We can see that the communication category is being heavily skewed up by some of the big names: WhatsApp, Messenger, Gmail, Skype and Chrome are all hitting upwards of 1,000,000,000 installs. Let's see what happens to our average if we remove any app with over 100,000,000 installs:

In [52]:
below_100_m = []

for app in android_free:
    no_of_installs = float(app[5].replace('+','').replace(',',''))
    total += no_of_installs
    
    if (app[1] == 'BOOKS_AND_REFERENCE' and float(no_of_installs) < 100000000):
        below_100_m.append(float(no_of_installs))
    
sum(below_100_m) / len(below_100_m)

1407123.0687830688

Our average has now dropped by 90%. A similar situation is occurring in the runner-up categories of video players (dominated by Youtube and Google Play Movies & TV), social (Facebook, Instagram, Snapchat, LinkedIn, Pinterest, etc), photography (Google Photos and other big-name photo editing apps) and productivity (Microsoft Office, Google Docs and Drive, Evernote among others). Given the next categories on our list, games and entertainment, are incredibly saturated markets, we want to avoid these two in favour of somewhere our app can make more of an impact and thus get more users.
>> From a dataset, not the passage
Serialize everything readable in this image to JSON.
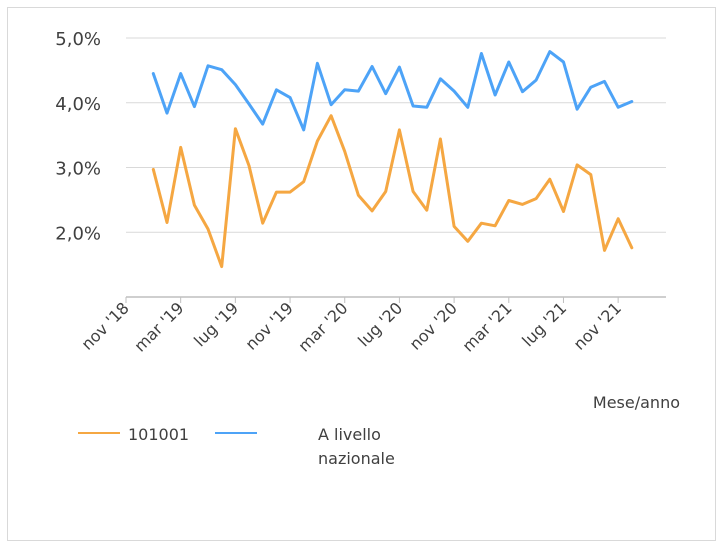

This brings us to the books and reference category. With the exception of Google Play Books, there are not many big names that are dominating this market, allowing more chance for our app to stand out. Providing some level of gamification (for example, reading challenges or studying quizzes) and social networking (such as challenge leaderboards, forums or friend recommendations) would help to provide a point of difference for our app within this smaller market.

### Conclusion

Given the results that we've found in both the iOS and Google Play markets, a strong case can be made to create an app in the books and reference genre. A suggestion would be an online library of study resources (that can be bought in-app for cheaper rates than their physical counterparts). Users can access the resources, as well as additional study material, both in-house and user-submitted. They can also connect with friends and other users studying the same materials, to either discuss the content or gamify their studying through challenges and leaderboards.